Michael Nordine of Variety described Prom Pact as a refreshing interpretation of the high school prom genre. They noted that the film stands out as a model of its genre, respecting its predecessors while also addressing and improving upon their notable shortcomings. Nordine also commended Peyton Elizabeth Lee’s performance, suggesting that it would be fitting of the legacy of Molly Ringwald. Erick Massoto of Collider awarded Prom Pact a B+ rating, highlighting it as an ideal choice for viewers seeking a light and enjoyable film. They found the cast to be excellent, the humor natural and unforced, and the story a genuine celebration of friendship and the importance of not disappointing those close to you, as well as the value of making amends if you do. Massoto suggested that the film would make John Hughes proud.

Alex Reif of LaughingPlace.com rated Prom Pact three and a half out of five. They highlighted the film for its affectionate take on the coming-of-age comedy genre, avoiding clichés like opposite-sex friends falling for each other. However, they noted that the film’s attempt to maintain Disney's family-friendly tone led it to sidestep edgier themes, making it feel tame compared to typical teen comedies. Reif suggested that the film might have been more impactful on platforms like Freeform or Hulu, where it could have embraced more genuine teenage experiences. Polly Conway of Common Sense Media rated Prom Pact three out of five stars. She praised the film for its positive messages and role models, noting its emphasis on communication in relationships and self-motivation.
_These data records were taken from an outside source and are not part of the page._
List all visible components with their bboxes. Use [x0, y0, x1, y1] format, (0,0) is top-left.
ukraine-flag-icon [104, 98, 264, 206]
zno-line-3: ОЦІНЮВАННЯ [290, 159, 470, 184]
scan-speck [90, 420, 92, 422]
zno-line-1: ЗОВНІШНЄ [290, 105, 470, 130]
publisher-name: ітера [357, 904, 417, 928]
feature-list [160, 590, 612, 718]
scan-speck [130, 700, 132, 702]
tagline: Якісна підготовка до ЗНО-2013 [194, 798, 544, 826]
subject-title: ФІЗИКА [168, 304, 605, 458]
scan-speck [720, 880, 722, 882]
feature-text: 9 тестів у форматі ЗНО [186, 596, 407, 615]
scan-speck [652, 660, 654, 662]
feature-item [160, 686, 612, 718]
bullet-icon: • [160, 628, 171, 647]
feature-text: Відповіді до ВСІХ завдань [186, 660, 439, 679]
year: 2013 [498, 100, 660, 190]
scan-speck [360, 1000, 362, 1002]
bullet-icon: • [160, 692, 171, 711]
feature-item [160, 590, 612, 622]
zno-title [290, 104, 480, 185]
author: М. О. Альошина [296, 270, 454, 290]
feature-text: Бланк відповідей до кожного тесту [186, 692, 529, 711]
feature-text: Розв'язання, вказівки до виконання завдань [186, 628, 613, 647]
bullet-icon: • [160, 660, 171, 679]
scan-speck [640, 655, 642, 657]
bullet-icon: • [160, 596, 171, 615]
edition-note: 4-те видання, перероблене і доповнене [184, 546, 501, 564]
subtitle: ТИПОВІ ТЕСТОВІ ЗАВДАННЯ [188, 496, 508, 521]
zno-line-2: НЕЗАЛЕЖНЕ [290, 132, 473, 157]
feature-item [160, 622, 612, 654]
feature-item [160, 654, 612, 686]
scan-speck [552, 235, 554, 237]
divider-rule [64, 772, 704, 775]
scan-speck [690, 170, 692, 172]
Conway described the film as a charming example of an edgier-than-usual Disney romcom.

=== Accolades ===
Prom Pact was nominated for Outstanding Fiction Special at the 2nd Children's and Family Emmy Awards. It was also nominated for Outstanding Directorial Achievement – Movies for Television and Mini-Series. It won Tweens/Teens Programming – Best One-Off, Special, or TV Movie at the 2024 Kidscreen Awards.